The way to automate provisioning and configuration at scale is to use CloudFormation which is a configuration management tool such as Puppet, Chef or Ansible. It is difficult to handle but once everything is configured, it makes things easy. It allows to create, modify or update an existing stack on AWS.
Described below key templates to instantiate our components with CloudFormation:
AWS Kinesis Stream :
AWS Lambda :
Once your Cloud Formation template is done, you will be able to deploy a full stack without manually set parameters or interactions between components. It makes things easy to create automatically services and end up with a full real-time architecture up and running on AWS.
However, questions arise:
- How many tuples can the platform handle?
- Regarding high availability, are we sure to not lose any messages when a service crashes?
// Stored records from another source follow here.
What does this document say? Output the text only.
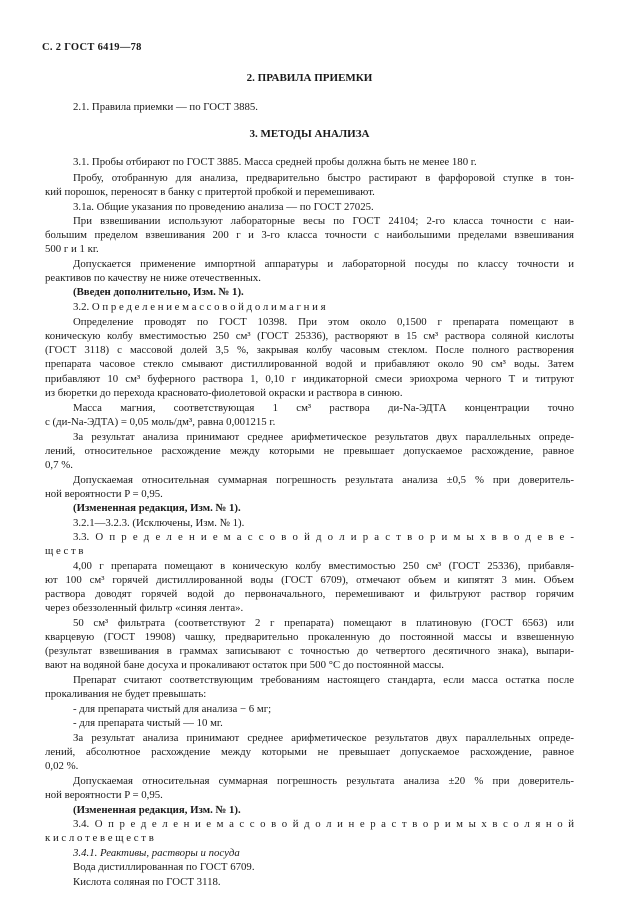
С. 2 ГОСТ 6419—78
2. ПРАВИЛА ПРИЕМКИ
2.1. Правила приемки — по ГОСТ 3885.
3. МЕТОДЫ АНАЛИЗА
3.1. Пробы отбирают по ГОСТ 3885. Масса средней пробы должна быть не менее 180 г.
Пробу, отобранную для анализа, предварительно быстро растирают в фарфоровой ступке в тон-
кий порошок, переносят в банку с притертой пробкой и перемешивают.
3.1а. Общие указания по проведению анализа — по ГОСТ 27025.
При взвешивании используют лабораторные весы по ГОСТ 24104; 2-го класса точности с наи-
большим пределом взвешивания 200 г и 3-го класса точности с наибольшими пределами взвешивания
500 г и 1 кг.
Допускается применение импортной аппаратуры и лабораторной посуды по классу точности и
реактивов по качеству не ниже отечественных.
(Введен дополнительно, Изм. № 1).
3.2. О п р е д е л е н и е м а с с о в о й д о л и м а г н и я
Определение проводят по ГОСТ 10398. При этом около 0,1500 г препарата помещают в
коническую колбу вместимостью 250 см³ (ГОСТ 25336), растворяют в 15 см³ раствора соляной кислоты
(ГОСТ 3118) с массовой долей 3,5 %, закрывая колбу часовым стеклом. После полного растворения
препарата часовое стекло смывают дистиллированной водой и прибавляют около 90 см³ воды. Затем
прибавляют 10 см³ буферного раствора 1, 0,10 г индикаторной смеси эриохрома черного Т и титруют
из бюретки до перехода красновато-фиолетовой окраски и раствора в синюю.
Масса магния, соответствующая 1 см³ раствора ди-Na-ЭДТА концентрации точно
c (ди-Na-ЭДТА) = 0,05 моль/дм³, равна 0,001215 г.
За результат анализа принимают среднее арифметическое результатов двух параллельных опреде-
лений, относительное расхождение между которыми не превышает допускаемое расхождение, равное
0,7 %.
Допускаемая относительная суммарная погрешность результата анализа ±0,5 % при доверитель-
ной вероятности P = 0,95.
(Измененная редакция, Изм. № 1).
3.2.1—3.2.3. (Исключены, Изм. № 1).
3.3. О п р е д е л е н и е м а с с о в о й д о л и р а с т в о р и м ы х в в о д е в е -
щ е с т в
4,00 г препарата помещают в коническую колбу вместимостью 250 см³ (ГОСТ 25336), прибавля-
ют 100 см³ горячей дистиллированной воды (ГОСТ 6709), отмечают объем и кипятят 3 мин. Объем
раствора доводят горячей водой до первоначального, перемешивают и фильтруют раствор горячим
через обеззоленный фильтр «синяя лента».
50 см³ фильтрата (соответствуют 2 г препарата) помещают в платиновую (ГОСТ 6563) или
кварцевую (ГОСТ 19908) чашку, предварительно прокаленную до постоянной массы и взвешенную
(результат взвешивания в граммах записывают с точностью до четвертого десятичного знака), выпари-
вают на водяной бане досуха и прокаливают остаток при 500 °С до постоянной массы.
Препарат считают соответствующим требованиям настоящего стандарта, если масса остатка после
прокаливания не будет превышать:
- для препарата чистый для анализа − 6 мг;
- для препарата чистый — 10 мг.
За результат анализа принимают среднее арифметическое результатов двух параллельных опреде-
лений, абсолютное расхождение между которыми не превышает допускаемое расхождение, равное
0,02 %.
Допускаемая относительная суммарная погрешность результата анализа ±20 % при доверитель-
ной вероятности P = 0,95.
(Измененная редакция, Изм. № 1).
3.4. О п р е д е л е н и е м а с с о в о й д о л и н е р а с т в о р и м ы х в с о л я н о й
к и с л о т е в е щ е с т в
3.4.1. Реактивы, растворы и посуда
Вода дистиллированная по ГОСТ 6709.
Кислота соляная по ГОСТ 3118.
- Can we deploy without interruption? How long does it takes?
- Can we develop easily in local mode and then deploy onto the cluster?
- Is it easy to automatically test our programs?
- Do we have enough flexibility to implement complex data stream processing?
All of these questions will have to find answers. But for the moment, The AWS stack Kinesis, Lambda and DynamoDB is a good start to make real-time distributed system easier to start with.